Nonlocal hydrodynamic model for gravity-driven transport in nanochannels

It has been established that Newton's law of viscosity fails for fluids under strong confinement as the strain-rate varies significantly over molecular length-scales. We thereby investigate if a nonlocal shear stress accounting for the strain-rate of an adjoining region by a convolution relation with a nonlocal viscosity kernel can be employed to predict the gravity-driven isothermal flow of a Weeks-Chandler-Andersen fluid in a nanochannel. We estimate, using the local average density model, the fluid's viscosity kernel from isotropic bulk systems of corresponding state points by the sinusoidal transverse force method.

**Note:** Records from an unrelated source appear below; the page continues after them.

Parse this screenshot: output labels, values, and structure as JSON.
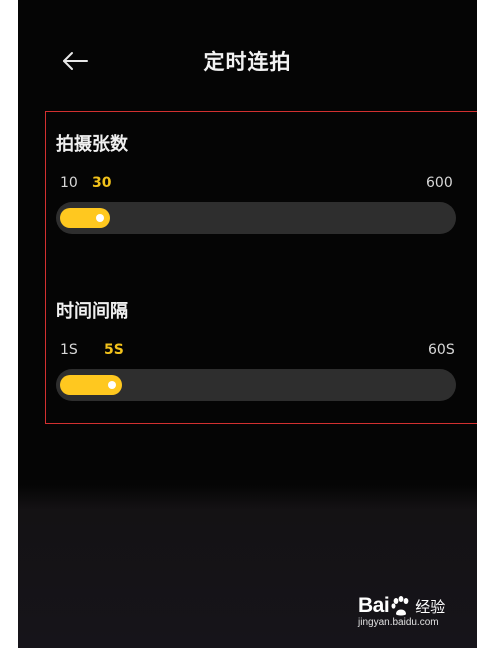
{
  "header": {
    "title": "定时连拍"
  },
  "sections": [
    {
      "label": "拍摄张数",
      "min_label": "10",
      "current_label": "30",
      "max_label": "600",
      "value": 30,
      "min": 10,
      "max": 600
    },
    {
      "label": "时间间隔",
      "min_label": "1S",
      "current_label": "5S",
      "max_label": "60S",
      "value": 5,
      "min": 1,
      "max": 60
    }
  ],
  "watermark": {
    "brand_left": "Bai",
    "brand_right": "经验",
    "url": "jingyan.baidu.com"
  },
  "colors": {
    "accent": "#ffc81f",
    "highlight_border": "#d23030",
    "track": "#2e2e2e",
    "background": "#050505"
  },
  "icons": {
    "back": "arrow-left-icon",
    "watermark": "baidu-paw-icon"
  }
}
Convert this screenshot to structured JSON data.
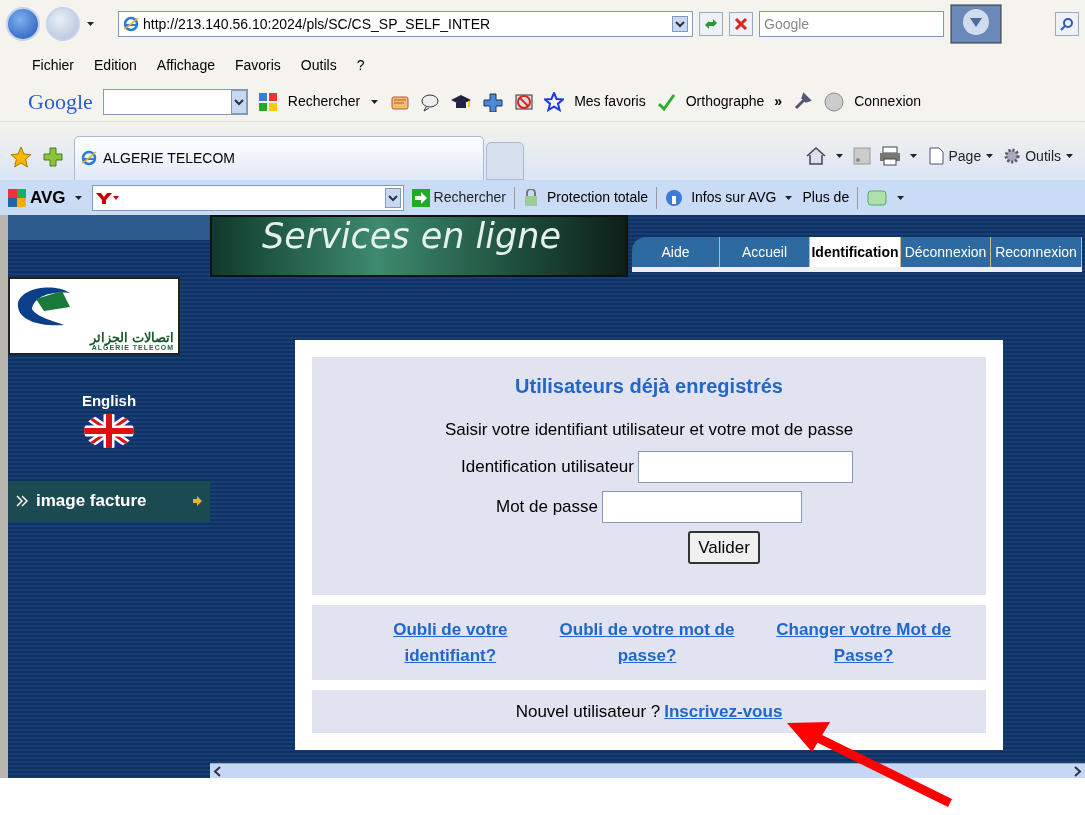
{
  "browser": {
    "address": "http://213.140.56.10:2024/pls/SC/CS_SP_SELF_INTER",
    "search_placeholder": "Google",
    "menu": [
      "Fichier",
      "Edition",
      "Affichage",
      "Favoris",
      "Outils",
      "?"
    ],
    "google_toolbar": {
      "logo": "Google",
      "search_button": "Rechercher",
      "favorites": "Mes favoris",
      "spelling": "Orthographe",
      "more": "»",
      "login": "Connexion"
    },
    "tab": {
      "title": "ALGERIE TELECOM"
    },
    "command_bar": {
      "page": "Page",
      "tools": "Outils"
    },
    "avg_toolbar": {
      "logo": "AVG",
      "search_button": "Rechercher",
      "protection": "Protection totale",
      "info": "Infos sur AVG",
      "more": "Plus de"
    }
  },
  "page": {
    "banner_title": "Services en ligne",
    "tabs": [
      {
        "label": "Aide",
        "selected": false
      },
      {
        "label": "Accueil",
        "selected": false
      },
      {
        "label": "Identification",
        "selected": true
      },
      {
        "label": "Déconnexion",
        "selected": false
      },
      {
        "label": "Reconnexion",
        "selected": false
      }
    ],
    "sidebar": {
      "logo_arabic": "اتصالات الجزائر",
      "logo_latin": "ALGERIE TELECOM",
      "language": "English",
      "menu": [
        {
          "label": "image facture"
        }
      ]
    },
    "login": {
      "title": "Utilisateurs déjà enregistrés",
      "instruction": "Saisir votre identifiant utilisateur et votre mot de passe",
      "fields": [
        {
          "label": "Identification utilisateur"
        },
        {
          "label": "Mot de passe"
        }
      ],
      "submit": "Valider",
      "links": [
        "Oubli de votre identifiant?",
        "Oubli de votre mot de passe?",
        "Changer votre Mot de Passe?"
      ],
      "new_user": "Nouvel utilisateur ?",
      "register": "Inscrivez-vous"
    }
  }
}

A continuum model is proposed to solve the nonlocal hydrodynamics whose solutions capture the key features and agree qualitatively with the results of non-equilibrium molecular dynamics simulations, with deviations observed mostly near the fluid-channel interface. Published under an exclusive license by AIP Publishing.

Automated summary

The study investigates the impact of nonlocal shear stress on gravity-driven isothermal flow in nanochannels under strong confinement. The local average density model is used and the fluid's viscosity kernel is estimated using the sinusoidal transverse force method. A continuum model is proposed to solve the nonlocal hydrodynamics problem and its solutions are qualitatively compared with the results of non-equilibrium molecular dynamics simulations.